I've tried all the usual tricks and haven't found a loophole yet.
Today I decided to look into how well XMPP gateways work. Here's how it went.
XMPP Gateways (or, alternately, Transports) are services for XMPP that let users sign on to other instant messaging networks (AIM, MSN, YMSG, etc.) through their XMPP account. So... you sign in to XMPP and the server signs you in to your other networks, and you can do all your chatting through just the one XMPP connection (Wikipedia has a nice diagram of this).
So I was wondering whether this would be a good solution for programming chatbots that work on many different IM networks. In Perl, the options for IM network connectivity aren't all that great at the moment; there is Net::OSCAR for AIM, Net::XMPP, and that's about it. Matt Austin and I were working on Net::IM::YMSG for Yahoo Messenger, but it's not that great yet (it can chat and accept add requests, but after accepting you don't see it online until the program restarts). For MSN Messenger, there's a dusty old MSN.pm module somewhere on the RiveScript forums that might still work but hasn't been updated in years.
I'm not very motivated to work more on Net::IM::YMSG because YMSG is dead to me. I created a new Yahoo ID recently, and made sure to opt-out of any directory listings, and it still gets add requests by spam bots on a regular basis. The ID is literally listed nowhere. I don't know how they find me. It is my opinion that nobody should take YMSG seriously anymore. I don't know anybody who uses it, so developing new code to use YMSG isn't worth my time.
With XMPP gateways though, one could just write an XMPP bot and let the gateways do all the work. Then you can have a bot sign on to AIM, Yahoo, MSN, ICQ, IRC, and even some obscure networks like MySpace IM, without needing to use native libraries for each protocol yourself. Sounds great, but I had some questions about how well gateways work (how many features they support per network, etc.)... so the best way to find out was to test it!
I installed the Openfire XMPP Server on my web server. Installation was surprisingly super easy. Basically all I had to do was this:
# apt-get install sun-java6-jre # dpkg -i openfire_3.7.1_all.deb
This installed it and automatically started it, and then I went to the admin panel port on my server to set it up. I didn't have to touch any config files or anything; everything was done through the web panel and was dead simple. I set up a Jabber user @kirsle.net and then I went out in search of a gateway plugin.
I found Kraken to fill the role. Installing this plugin was super ridiculously simple too, I just copied kraken.jar to /usr/share/openfire/plugins and Openfire automatically saw it and extracted it and a new "Gateways" tab appeared in the web panel. Black magic. I later discovered that I could've just uploaded kraken.jar to a file upload field on the Plugins page on the web panel, too. This is, by far, the easiest server software for Linux that I've ever seen. I can't believe Openfire is free and open source.
So after setting the gateways up for the protocols that I care about, here is what I found:
For simple chatbots that only need to communicate over IM, XMPP gateways should work out fine. But if you have a native way to connect to a particular network, that method would most surely be preferred.
The reason I like the @aim.kirsle.net etc. suffixes on gateway usernames is because it would make it easier for a chatbot to distinguish unique users across multiple networks. In my Aires bot (which supports AIM and YMSG, through Net::IM::YMSG), and in all my older bots from years gone by, the protocol-facing code would format a user's name like "AIM-kirsle" or "YMSG-kirsle" before passing it to the main bot code.
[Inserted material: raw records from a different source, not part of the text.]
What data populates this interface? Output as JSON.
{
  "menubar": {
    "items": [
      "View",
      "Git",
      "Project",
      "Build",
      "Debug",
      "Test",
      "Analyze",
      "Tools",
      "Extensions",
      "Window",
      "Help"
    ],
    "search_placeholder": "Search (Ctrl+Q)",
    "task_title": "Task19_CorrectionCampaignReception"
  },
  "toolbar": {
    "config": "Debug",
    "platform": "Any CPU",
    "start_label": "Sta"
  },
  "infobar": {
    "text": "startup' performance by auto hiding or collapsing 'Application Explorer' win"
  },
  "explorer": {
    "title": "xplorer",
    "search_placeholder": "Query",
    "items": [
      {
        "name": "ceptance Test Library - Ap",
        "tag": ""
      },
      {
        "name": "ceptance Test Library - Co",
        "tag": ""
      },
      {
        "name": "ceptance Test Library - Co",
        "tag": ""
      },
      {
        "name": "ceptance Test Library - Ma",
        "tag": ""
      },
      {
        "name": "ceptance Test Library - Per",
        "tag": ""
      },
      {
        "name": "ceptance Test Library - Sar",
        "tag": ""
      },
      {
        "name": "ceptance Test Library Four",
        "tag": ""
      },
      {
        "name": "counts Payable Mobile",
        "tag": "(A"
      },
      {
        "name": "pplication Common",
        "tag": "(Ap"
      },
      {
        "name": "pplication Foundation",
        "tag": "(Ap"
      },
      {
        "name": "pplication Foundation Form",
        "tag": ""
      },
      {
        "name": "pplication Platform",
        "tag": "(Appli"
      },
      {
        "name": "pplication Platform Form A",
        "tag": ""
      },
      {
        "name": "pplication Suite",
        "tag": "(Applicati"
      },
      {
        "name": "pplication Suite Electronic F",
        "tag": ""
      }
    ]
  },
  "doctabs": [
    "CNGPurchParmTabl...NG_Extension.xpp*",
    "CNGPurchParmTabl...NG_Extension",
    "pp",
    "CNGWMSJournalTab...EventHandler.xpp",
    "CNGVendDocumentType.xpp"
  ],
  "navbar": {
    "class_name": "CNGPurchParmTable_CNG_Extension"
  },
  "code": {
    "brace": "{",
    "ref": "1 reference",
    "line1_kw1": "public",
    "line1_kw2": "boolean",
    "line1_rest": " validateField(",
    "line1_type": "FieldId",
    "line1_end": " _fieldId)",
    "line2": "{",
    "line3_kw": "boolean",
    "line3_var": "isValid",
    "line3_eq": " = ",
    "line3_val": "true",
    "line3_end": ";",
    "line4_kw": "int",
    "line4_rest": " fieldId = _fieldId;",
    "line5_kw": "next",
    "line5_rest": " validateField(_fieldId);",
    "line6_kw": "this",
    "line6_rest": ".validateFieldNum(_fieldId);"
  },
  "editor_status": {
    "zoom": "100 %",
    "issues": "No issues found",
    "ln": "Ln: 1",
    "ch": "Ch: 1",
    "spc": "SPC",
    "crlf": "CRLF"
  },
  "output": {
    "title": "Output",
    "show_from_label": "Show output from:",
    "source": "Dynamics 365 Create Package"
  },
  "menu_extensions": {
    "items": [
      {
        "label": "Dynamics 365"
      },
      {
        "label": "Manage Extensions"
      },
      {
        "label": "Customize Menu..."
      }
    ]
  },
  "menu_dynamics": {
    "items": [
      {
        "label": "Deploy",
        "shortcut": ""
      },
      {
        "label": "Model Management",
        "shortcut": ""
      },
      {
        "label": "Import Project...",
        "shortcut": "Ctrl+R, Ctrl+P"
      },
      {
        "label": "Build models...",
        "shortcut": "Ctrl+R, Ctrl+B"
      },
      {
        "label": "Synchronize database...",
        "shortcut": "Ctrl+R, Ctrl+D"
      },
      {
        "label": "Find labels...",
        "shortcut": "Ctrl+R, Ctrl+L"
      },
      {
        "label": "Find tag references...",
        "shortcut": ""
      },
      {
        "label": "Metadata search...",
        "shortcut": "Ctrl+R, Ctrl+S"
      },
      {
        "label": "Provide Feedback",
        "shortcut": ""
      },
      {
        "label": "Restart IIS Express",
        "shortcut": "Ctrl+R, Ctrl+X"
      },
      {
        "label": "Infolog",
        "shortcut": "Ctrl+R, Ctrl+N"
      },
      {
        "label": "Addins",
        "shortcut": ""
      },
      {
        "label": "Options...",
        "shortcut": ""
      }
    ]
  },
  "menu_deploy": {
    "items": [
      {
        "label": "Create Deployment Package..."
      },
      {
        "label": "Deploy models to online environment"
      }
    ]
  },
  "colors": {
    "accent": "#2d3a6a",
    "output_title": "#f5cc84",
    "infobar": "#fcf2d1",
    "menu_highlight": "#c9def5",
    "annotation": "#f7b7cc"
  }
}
This way I could make an AIM user an admin for my bot, without any confusion about overlapping Yahoo IDs of the same name. Since the XMPP transports make a unique subdomain for each network, this can be used instead.
In conclusion, I think it will be worth it to add XMPP support to my Aires bot so that transports can be used for people who want them. Native support for a network is always preferred, but with transports you can easily put your bot on a lot more networks with very little effort.